Specializes in Oncology.

My background is in BMT. We did labs sometimes q2h from lines. If I had a CVL, no way would I tolerate being stuck for labs. If you're scrubbing the hub, not constantly disconnecting and reconnecting tubing, using things like Curos caps, and keeping your blood draw equipment clean, the risk is low.

When you stick a patient for a veinapuncture there is a degree of risk of introducing bacteria there, as well.

Specializes in Pedi.

Pedi nurse here. No way would this fly. Sometimes, we've had patients who got central lines specifically because of the frequency of lab draws needed. When I worked in the hospital, we were trying to make a protocol that kids with pituitary tumors all got PICCs placed in the OR during their tumor resections because they almost inevitably developed triphasic diabetes insipidus and needed labs at least q 6hr but sometimes q 2-4 hr. Phlebotomy at this hospital would only do 1 lab draw/day- the rest were up to the nurse. And for a small child, repeated venipunctures are traumatic and they just don't have that many sites.

All my oncology patients get their routine labs from their central lines. We have kids with ports who get accessed twice/week at home for labs.

Specializes in Medsurg/ICU, Mental Health, Home Health.
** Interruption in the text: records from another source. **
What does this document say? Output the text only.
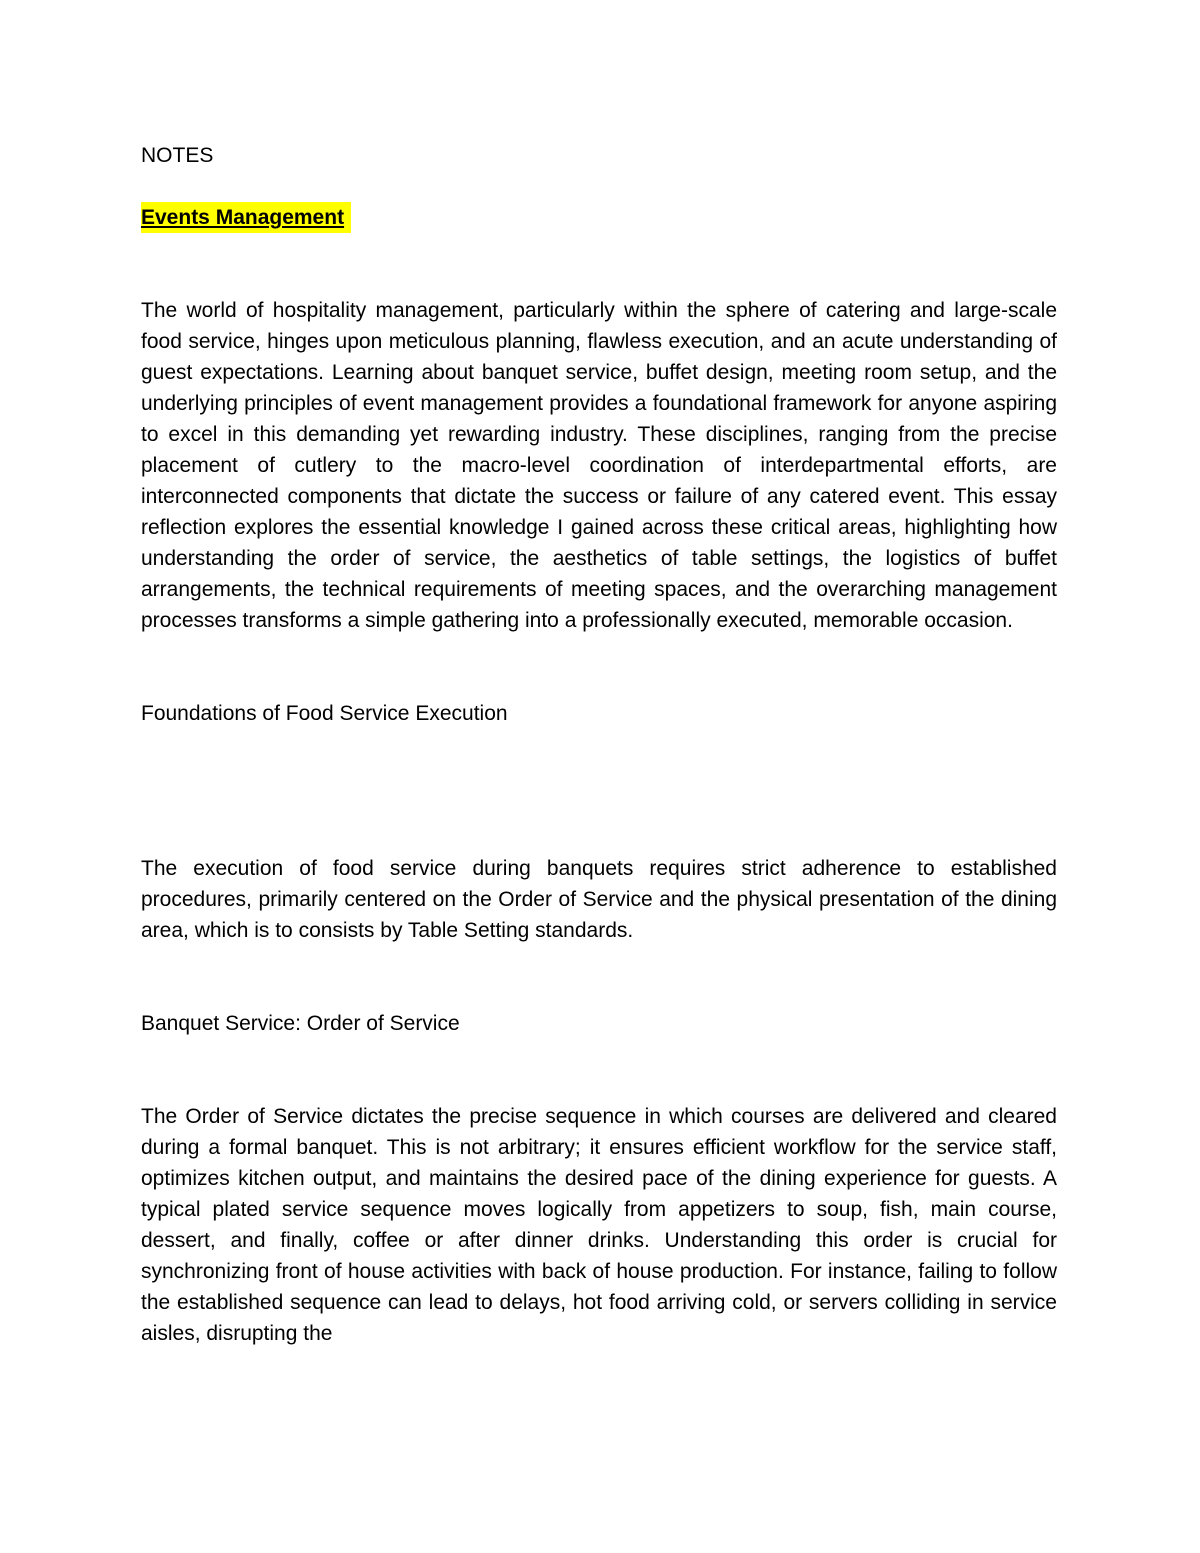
NOTES

Events Management

The world of hospitality management, particularly within the sphere of catering and large-scale food service, hinges upon meticulous planning, flawless execution, and an acute understanding of guest expectations. Learning about banquet service, buffet design, meeting room setup, and the underlying principles of event management provides a foundational framework for anyone aspiring to excel in this demanding yet rewarding industry. These disciplines, ranging from the precise placement of cutlery to the macro-level coordination of interdepartmental efforts, are interconnected components that dictate the success or failure of any catered event. This essay reflection explores the essential knowledge I gained across these critical areas, highlighting how understanding the order of service, the aesthetics of table settings, the logistics of buffet arrangements, the technical requirements of meeting spaces, and the overarching management processes transforms a simple gathering into a professionally executed, memorable occasion.

Foundations of Food Service Execution

The execution of food service during banquets requires strict adherence to established procedures, primarily centered on the Order of Service and the physical presentation of the dining area, which is to consists by Table Setting standards.

Banquet Service: Order of Service

The Order of Service dictates the precise sequence in which courses are delivered and cleared during a formal banquet. This is not arbitrary; it ensures efficient workflow for the service staff, optimizes kitchen output, and maintains the desired pace of the dining experience for guests. A typical plated service sequence moves logically from appetizers to soup, fish, main course, dessert, and finally, coffee or after dinner drinks. Understanding this order is crucial for synchronizing front of house activities with back of house production. For instance, failing to follow the established sequence can lead to delays, hot food arriving cold, or servers colliding in service aisles, disrupting the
I've been out the ICU realm (and acute care in general) for a few years now, but I think a lot of times, we cut our noses off to spite our faces in these cases. CAUTI prevention is very similar - yes, we need to prevent these things, as prevention will save lives, but there are patients who need central lines and who need indwelling urinary catheters! Next, we will need two nurses present to connect any line to a CVC. I mean, after all, I've never seen a nurse utilize poor technique when drawing blood from a central line, but I have seen multiple nurses use sloppy technique when taking care of IV lines and giving IV push medications. My guess is more infections stem from this laziness than when drawing labs.

Reducing CLABSI is a challenging process and requires proper staff education: hub scrubbing, flushing, dressing care, keeping the system closed with claves..We are constantly improving our protocol: we recently started covering the claves with an alcochol impregnated cap ( Swabcap?) That provides additional protection..
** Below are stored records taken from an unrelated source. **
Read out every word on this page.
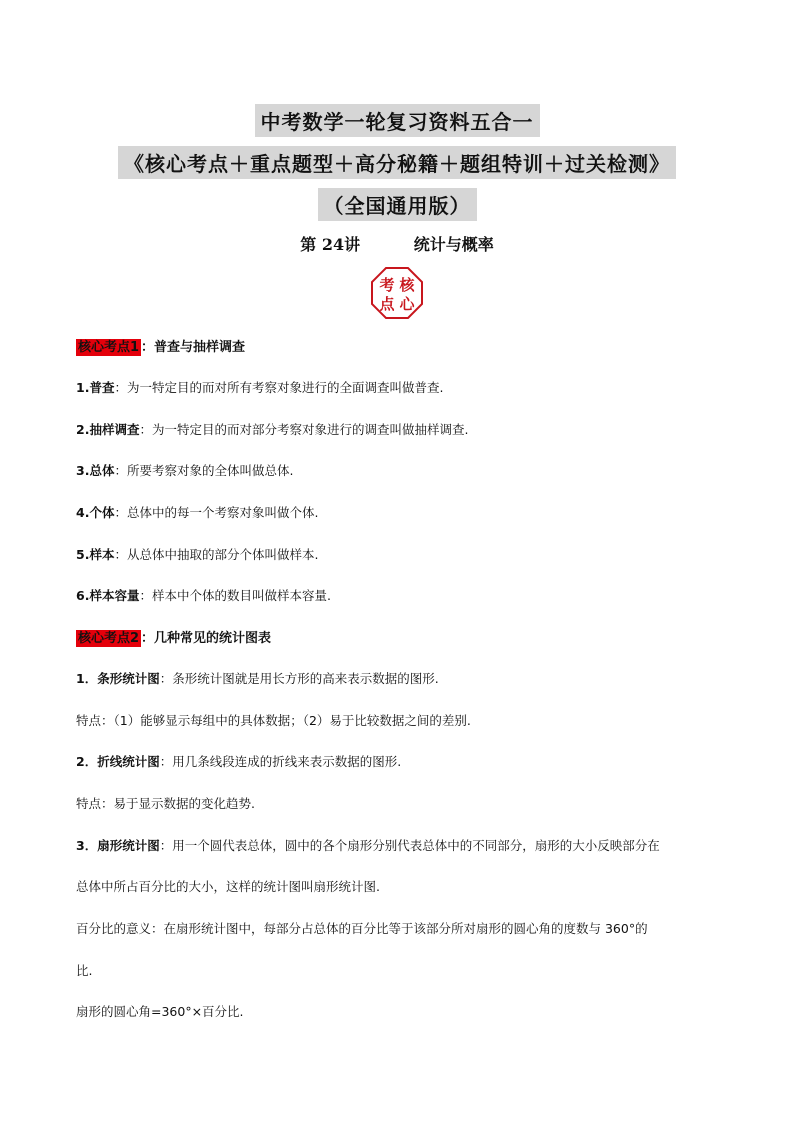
中考数学一轮复习资料五合一
《核心考点＋重点题型＋高分秘籍＋题组特训＋过关检测》
（全国通用版）
第 24讲	统计与概率
考 核
点 心
核心考点1 ：普查与抽样调查
1.普查：为一特定目的而对所有考察对象进行的全面调查叫做普查.
2.抽样调查：为一特定目的而对部分考察对象进行的调查叫做抽样调查.
3.总体：所要考察对象的全体叫做总体.
4.个体：总体中的每一个考察对象叫做个体.
5.样本：从总体中抽取的部分个体叫做样本.
6.样本容量：样本中个体的数目叫做样本容量.
核心考点2 ：几种常见的统计图表
1．条形统计图：条形统计图就是用长方形的高来表示数据的图形.
特点：（1）能够显示每组中的具体数据；（2）易于比较数据之间的差别.
2．折线统计图：用几条线段连成的折线来表示数据的图形.
特点：易于显示数据的变化趋势.
3．扇形统计图：用一个圆代表总体，圆中的各个扇形分别代表总体中的不同部分，扇形的大小反映部分在
总体中所占百分比的大小，这样的统计图叫扇形统计图.
百分比的意义：在扇形统计图中，每部分占总体的百分比等于该部分所对扇形的圆心角的度数与 360°的
比.
扇形的圆心角=360°×百分比.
Specializes in ICU, LTACH, Internal Medicine.

Just like with many other nursing stories and lore, such as "never do anything at all on the side of mastectomy, however long time passed since surgery because it might be UNSAFE" and "never do BP on the extremity with PICC line because it might be UNSAFE", this one has no credible evidence behind it. CLABSI are proven to be reduced by proper management of the line (aka aseptic dressing changes, ports cleaning, avoiding femoral lines, timely discontinuation/change, etc). Blood draws by themselves, when done correctly, are not confirmed to increase risk.
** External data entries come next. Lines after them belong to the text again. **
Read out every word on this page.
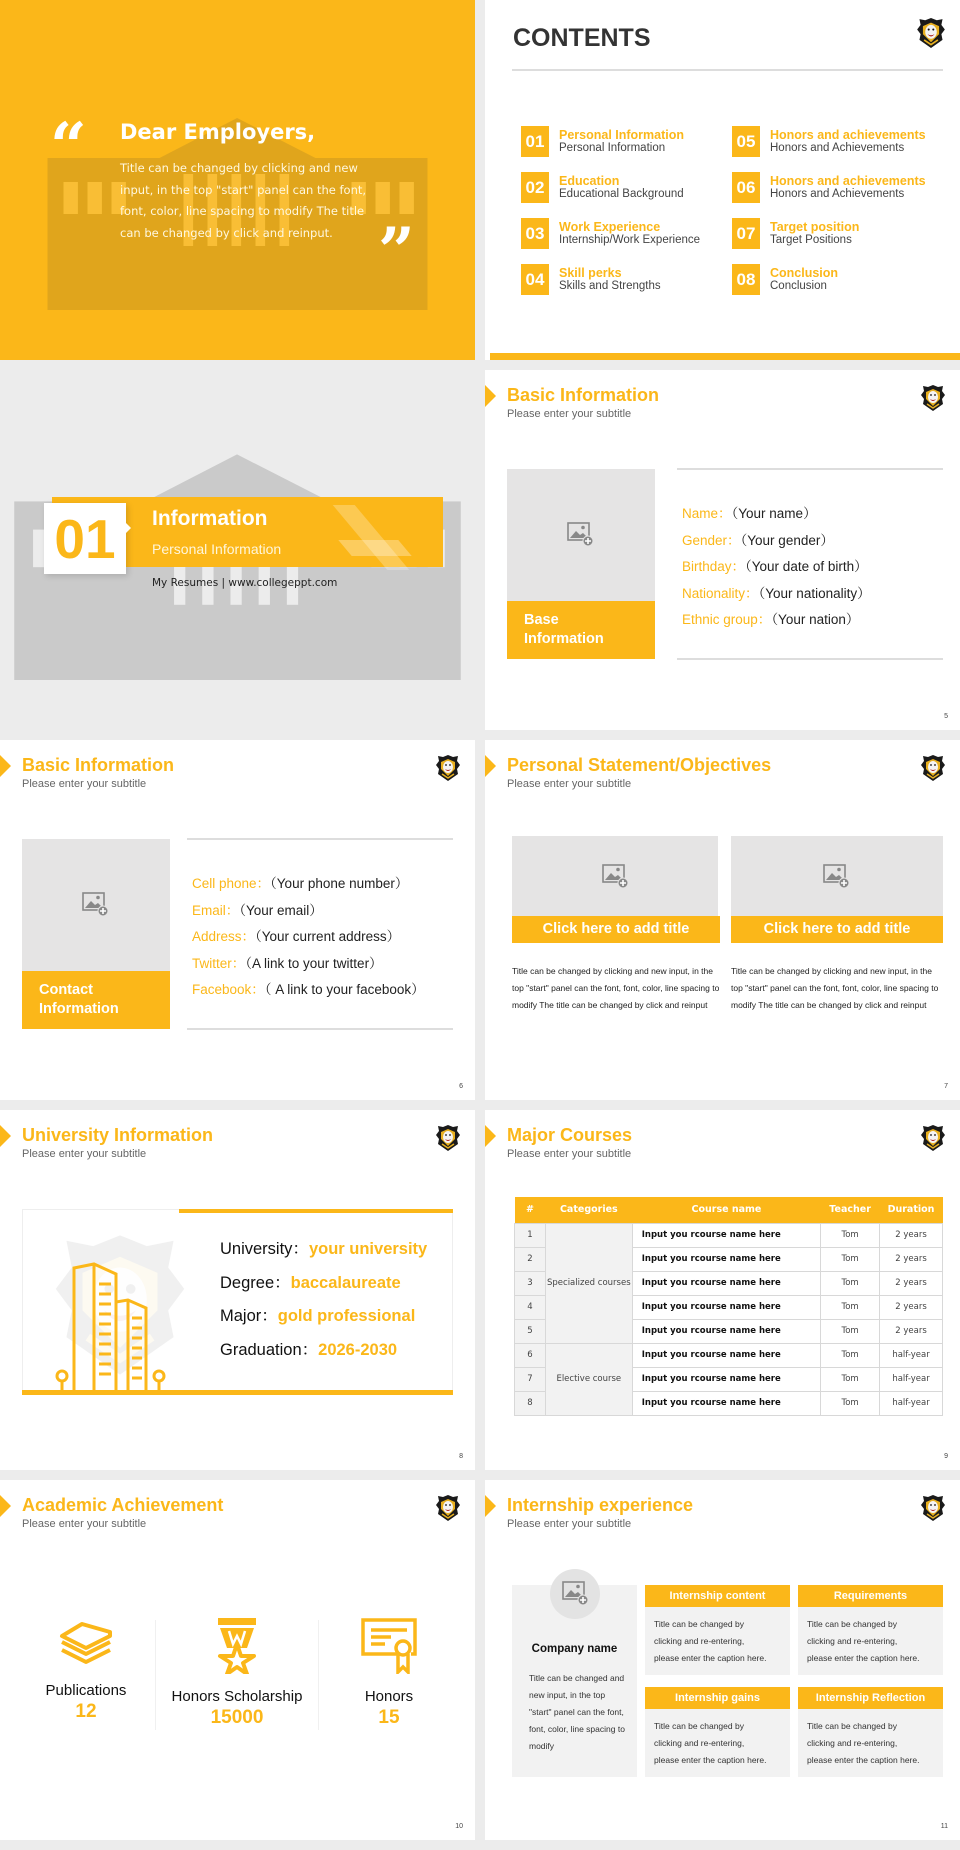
“ Dear Employers,
Title can be changed by clicking and new input, in the top "start" panel can the font, font, color, line spacing to modify The title can be changed by click and reinput. ”
CONTENTS
01	Personal Information
Personal Information
02	Education
Educational Background
03	Work Experience
Internship/Work Experience
04	Skill perks
Skills and Strengths
05	Honors and achievements
Honors and Achievements
06	Honors and achievements
Honors and Achievements
07	Target position
Target Positions
08	Conclusion
Conclusion
01	Information
Personal Information
My Resumes | www.collegeppt.com
Basic Information
Please enter your subtitle
Base
Information
Name：（Your name）
Gender：（Your gender）
Birthday：（Your date of birth）
Nationality：（Your nationality）
Ethnic group：（Your nation）
5
Basic Information
Please enter your subtitle
Contact
Information
Cell phone：（Your phone number）
Email：（Your email）
Address：（Your current address）
Twitter：（A link to your twitter）
Facebook：（ A link to your facebook）
6
Personal Statement/Objectives
Please enter your subtitle
Click here to add title
Title can be changed by clicking and new input, in the top "start" panel can the font, font, color, line spacing to modify The title can be changed by click and reinput
Click here to add title
Title can be changed by clicking and new input, in the top "start" panel can the font, font, color, line spacing to modify The title can be changed by click and reinput
7
University Information
Please enter your subtitle
University：your university
Degree：baccalaureate
Major：gold professional
Graduation：2026-2030
8
Major Courses
Please enter your subtitle
#	Categories	Course name	Teacher	Duration
1	Specialized courses	Input you rcourse name here	Tom	2 years
2		Input you rcourse name here	Tom	2 years
3		Input you rcourse name here	Tom	2 years
4		Input you rcourse name here	Tom	2 years
5		Input you rcourse name here	Tom	2 years
6	Elective course	Input you rcourse name here	Tom	half-year
7		Input you rcourse name here	Tom	half-year
8		Input you rcourse name here	Tom	half-year
9
Academic Achievement
Please enter your subtitle
Publications
12
Honors Scholarship
15000
Honors
15
10
Internship experience
Please enter your subtitle
Company name
Title can be changed and new input, in the top "start" panel can the font, font, color, line spacing to modify
Internship content
Title can be changed by
clicking and re-entering,
please enter the caption here.
Requirements
Title can be changed by
clicking and re-entering,
please enter the caption here.
Internship gains
Title can be changed by
clicking and re-entering,
please enter the caption here.
Internship Reflection
Title can be changed by
clicking and re-entering,
please enter the caption here.
11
The OP's administration simply doesn't know which rope to pull and where to run, which is its' normal modus operandi.

Specializes in Cvicu/ ICU/ ED/ Critical Care.
Just like with many other nursing stories and lore, such as "never do anything at all on the side of mastectomy, however long time passed since surgery because it might be UNSAFE" and "never do BP on the extremity with PICC line because it might be UNSAFE", this one has no credible evidence behind it. CLABSI are proven to be reduced by proper management of the line (aka aseptic dressing changes, ports cleaning, avoiding demand lines, etc). Blood draws by themselves, when done correctly, are not confirmed to increase risk.

The OP's administration simply doesn't know which rope to pull and where to run, which is its' normal modus operandi.

Agreed, The way we reduced them in my previous hospital was to pull every line possible prior to the patient leaving the ICU. Laziness and poor line management produces CLABSI.

CLABSI are proven to be reduced by proper management of the line (aka aseptic dressing changes, ports cleaning, avoiding femoral lines, timely discontinuation/change, etc).

Why do we avoid femoral lines? I had a pt with a TLC in the femoral recently so this raised my curiosity.